Some may find the mythology at the heart of Labrys refreshing and delightful, quite different from the wells fantasy generally draws from. I found it a distraction, particularly by the end. After all, this book was billed as science fiction, and the first half of it gives no indication that it is anything but. The latter half is so larded with occult magic as well as superscience like anti-gravity and matter transmission that it becomes a comic book. A very well-written comic book.
And to be fair, one is told what they're going to get right on the back of the novel:
Wow.
Now, that's some awfully sexist language, and it has caused justified outrage. On the other hand, I can almost understand (if not excuse) its provenance. Sign of the Labrys is a weird, woo-woo book, and whomever wrote the blurb was clearly trying to make lemonade from the lemons. I haven't seen this ridiculous tack used to advertise any of the other woman-penned stories this year, so I feel safe in concluding that this cover is (thankfully) not typical.
Copy-writing blunders aside, I did enjoy this book from cover to cover. As a showcase of St. Clair's ability to turn a compelling phrase, Sign of the Labrys is as good as any of her works. Had I known what I was getting into, I might well have been less off-put by the book's ultimate direction. Maybe. The fact remains that the novel isn't science fiction, despite its trappings and its billing. Moreover, any book that suggests that humanity is doomed, and that only one cult has the key to its salvation, is going to turn me off — whether it be Sign of the Labrys, Dianetics, or the New Testament.
Three and a half stars.
Fine review.
The back cover made me giggle when I bought my copy. They must have had a sale on exclamation points.
This is a very unusual novel, unlike anything I have ever read. Some of it comes from the mystical content, some of it from the everything-but-the-kitchen-sink plot. I enjoyed it, overall, and I think your assessment is a fair one.

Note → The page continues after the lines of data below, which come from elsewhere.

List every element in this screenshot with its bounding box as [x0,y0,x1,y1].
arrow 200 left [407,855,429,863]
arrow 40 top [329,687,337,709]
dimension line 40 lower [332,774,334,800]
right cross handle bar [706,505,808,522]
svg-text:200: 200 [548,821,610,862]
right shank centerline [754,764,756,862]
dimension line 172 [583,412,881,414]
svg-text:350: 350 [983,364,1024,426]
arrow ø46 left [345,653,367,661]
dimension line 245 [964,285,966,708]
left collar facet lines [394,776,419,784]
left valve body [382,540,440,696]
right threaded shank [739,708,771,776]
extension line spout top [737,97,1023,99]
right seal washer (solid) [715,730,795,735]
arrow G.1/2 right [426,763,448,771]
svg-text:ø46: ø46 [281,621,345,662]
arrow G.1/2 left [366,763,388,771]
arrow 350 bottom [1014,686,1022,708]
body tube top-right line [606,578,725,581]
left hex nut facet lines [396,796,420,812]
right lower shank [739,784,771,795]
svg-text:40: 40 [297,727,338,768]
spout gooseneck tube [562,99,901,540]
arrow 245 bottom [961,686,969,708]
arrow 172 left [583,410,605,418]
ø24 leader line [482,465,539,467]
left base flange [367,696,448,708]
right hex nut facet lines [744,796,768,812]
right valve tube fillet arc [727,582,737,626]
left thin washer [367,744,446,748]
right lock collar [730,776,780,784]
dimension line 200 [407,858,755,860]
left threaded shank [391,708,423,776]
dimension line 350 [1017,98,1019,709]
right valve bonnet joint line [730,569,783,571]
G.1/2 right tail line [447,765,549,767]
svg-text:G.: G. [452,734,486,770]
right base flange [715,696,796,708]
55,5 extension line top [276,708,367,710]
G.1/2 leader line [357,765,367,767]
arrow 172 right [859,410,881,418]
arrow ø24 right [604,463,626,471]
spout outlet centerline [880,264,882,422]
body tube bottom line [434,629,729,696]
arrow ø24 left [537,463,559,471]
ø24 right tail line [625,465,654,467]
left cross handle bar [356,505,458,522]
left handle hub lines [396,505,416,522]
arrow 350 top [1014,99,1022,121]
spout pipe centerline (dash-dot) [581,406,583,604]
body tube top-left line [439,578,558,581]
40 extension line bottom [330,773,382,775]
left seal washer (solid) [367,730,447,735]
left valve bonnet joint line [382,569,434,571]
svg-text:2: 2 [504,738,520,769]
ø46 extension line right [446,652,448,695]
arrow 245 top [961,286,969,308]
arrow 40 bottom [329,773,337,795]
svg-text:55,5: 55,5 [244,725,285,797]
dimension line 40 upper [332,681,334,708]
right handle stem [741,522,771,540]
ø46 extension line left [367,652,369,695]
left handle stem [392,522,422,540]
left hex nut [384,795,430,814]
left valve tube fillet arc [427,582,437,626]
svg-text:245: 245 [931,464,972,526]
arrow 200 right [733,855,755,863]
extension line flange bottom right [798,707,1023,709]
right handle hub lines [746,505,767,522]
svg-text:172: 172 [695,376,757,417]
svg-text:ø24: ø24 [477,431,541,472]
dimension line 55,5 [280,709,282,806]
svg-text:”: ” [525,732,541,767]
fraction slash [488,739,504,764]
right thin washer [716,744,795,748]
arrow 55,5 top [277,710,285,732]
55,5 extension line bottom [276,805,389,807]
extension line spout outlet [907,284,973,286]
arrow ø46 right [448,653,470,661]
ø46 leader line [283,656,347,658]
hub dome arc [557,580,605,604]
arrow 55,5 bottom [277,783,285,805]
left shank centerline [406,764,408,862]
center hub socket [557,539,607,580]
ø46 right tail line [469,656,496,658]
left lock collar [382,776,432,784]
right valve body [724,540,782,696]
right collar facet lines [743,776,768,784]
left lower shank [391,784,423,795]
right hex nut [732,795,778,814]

Thank you. It was a book that defied reviewing in some ways. Very strange. That's why I can almost, sort of, kind of see where the copywriter was coming from.
But… really!!!
A few years ago, I think it was 1956, St. Clair published Agent of the Unknown, an odd and highly readable ironic take on the typical protagonist of the science fiction novels of the past decade.
Thank you for that (and welcome! I don't think I've seen you around here before).
Sadly, I am not as read up on St. Clair as I might be. I wasn't committed to reading everything yet.
Wow. That back cover copy from a company that Betty Ballantine helped found. I can't imagine she would ever have signed off on that.
The book sounds like such an odd mishmash. Based on the review, I wouldn't give it a second glance if it didn't have Margaret St. Clair's name on it. As it is, I'll see if I can track down a copy (though I might not try too hard). Her short fiction output has tailed off of late. I do wish she'd go back to it. She's absolutely fantastic at that length.